To combat the stigma surrounding menopause and inform women on the changes occurring during menopause, many forms of media, such as the podcast “menopause: unmuted,” attempt to spread accurate, complete information about menopause to help others become better informed. The podcast “menopause: unmuted,” produced by the pharmaceutical company Pfizer, is about females’ firsthand experiences with menopause, and it provides advice and information to its audience on how to deal with symptoms and understand the stages of menopause in attempt to combat the lack of knowledge surrounding the topic. In 2021 a group of researchers from New York City, London, England, and Chicago, Illinois, conducted a study to examine the effects of “menopause: unmuted” on a group of menopausal women. The researchers found that the podcast increased knowledge on menopause in that group of women, which allowed them to better manage and treat their symptoms. They also found that the podcast normalizes menopause itself, helping women to feel more comfortable talking to family and friends about their experiences to gain a support group. With the amount of misinformation that has accumulated from years of stigma, media like “menopause: unmuted” can help others have a more accurate perception on menopause.
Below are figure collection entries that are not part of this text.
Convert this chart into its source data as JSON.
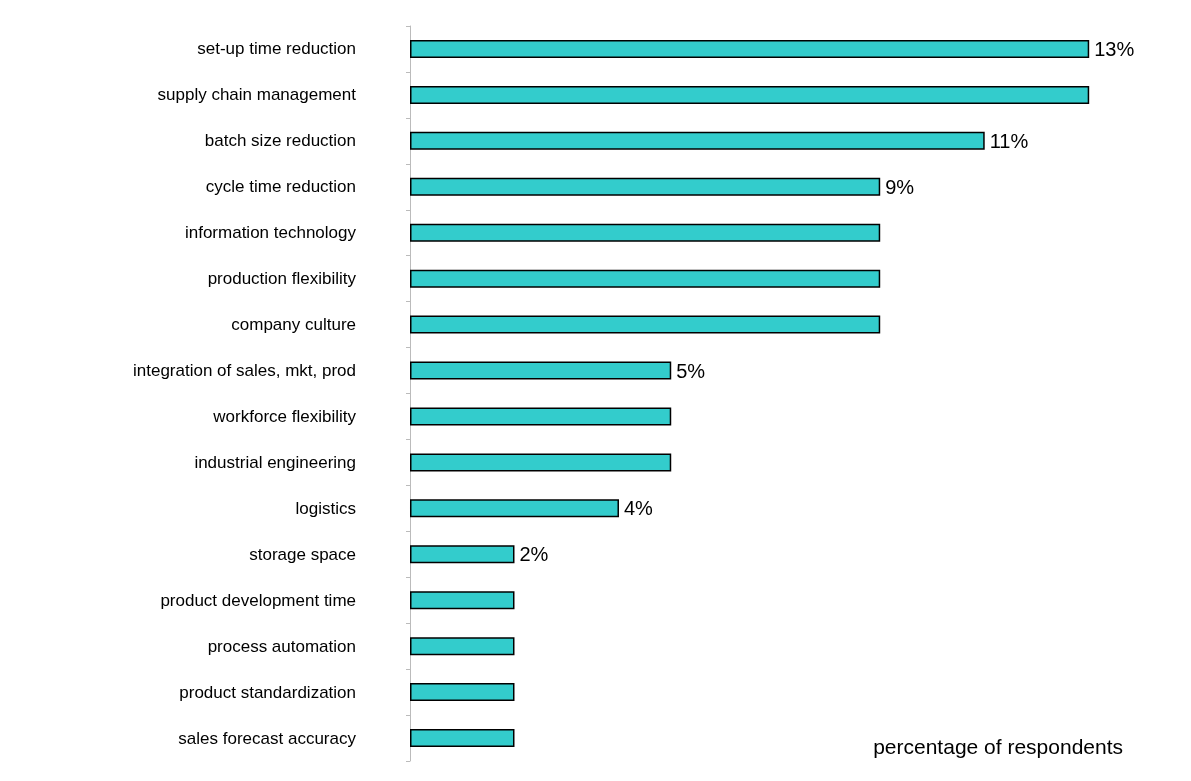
{
  "chart_data": {
    "type": "bar",
    "orientation": "horizontal",
    "xlabel": "percentage of respondents",
    "categories": [
      "set-up time reduction",
      "supply chain management",
      "batch size reduction",
      "cycle time reduction",
      "information technology",
      "production flexibility",
      "company culture",
      "integration of sales, mkt, prod",
      "workforce flexibility",
      "industrial engineering",
      "logistics",
      "storage space",
      "product development time",
      "process automation",
      "product standardization",
      "sales forecast accuracy"
    ],
    "values": [
      13,
      13,
      11,
      9,
      9,
      9,
      9,
      5,
      5,
      5,
      4,
      2,
      2,
      2,
      2,
      2
    ],
    "value_labels": [
      "13%",
      null,
      "11%",
      "9%",
      null,
      null,
      null,
      "5%",
      null,
      null,
      "4%",
      "2%",
      null,
      null,
      null,
      null
    ],
    "color": "#33cccc"
  }
}
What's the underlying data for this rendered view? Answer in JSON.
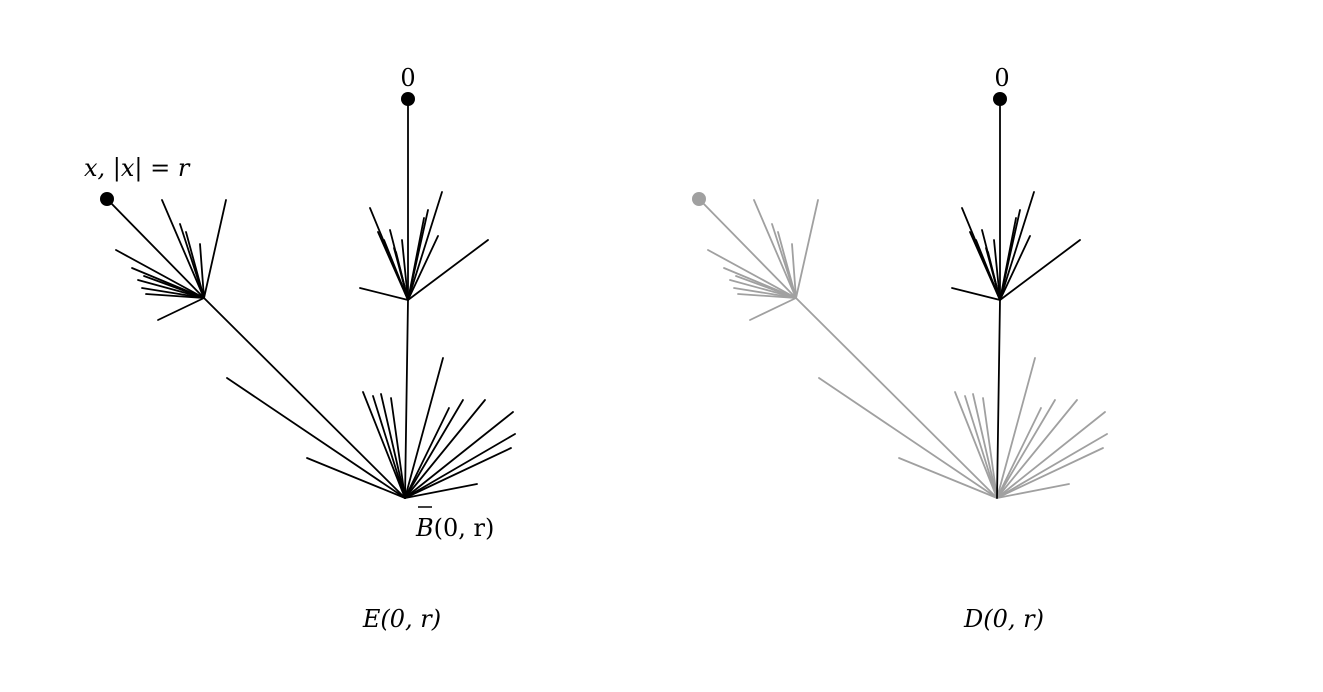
{
  "left_panel": {
    "root_label": "0",
    "point_label": "x, |x| = r",
    "ball_label_letter": "B",
    "ball_label_args": "(0, r)",
    "caption": "E(0, r)",
    "line_color": "#000000"
  },
  "right_panel": {
    "root_label": "0",
    "caption": "D(0, r)",
    "line_color": "#000000",
    "faded_color": "#a0a0a0"
  }
}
Menopause is a natural occurrence that affects more than one million females every year in the United States. Viewpoints on menopause have evolved over time. First, researchers simply had a basic understanding of menopause as the cessation of menstruation, then they argued it was a dangerous or disease-ridden process. Today, as of 2024, they recognize it as an event that is a natural milestone of life. Every female’s experience with menopause varies. However, there are sources of support and treatment methods that make the process easier, and individuals continue to develop more of those resources to better support menopausal females.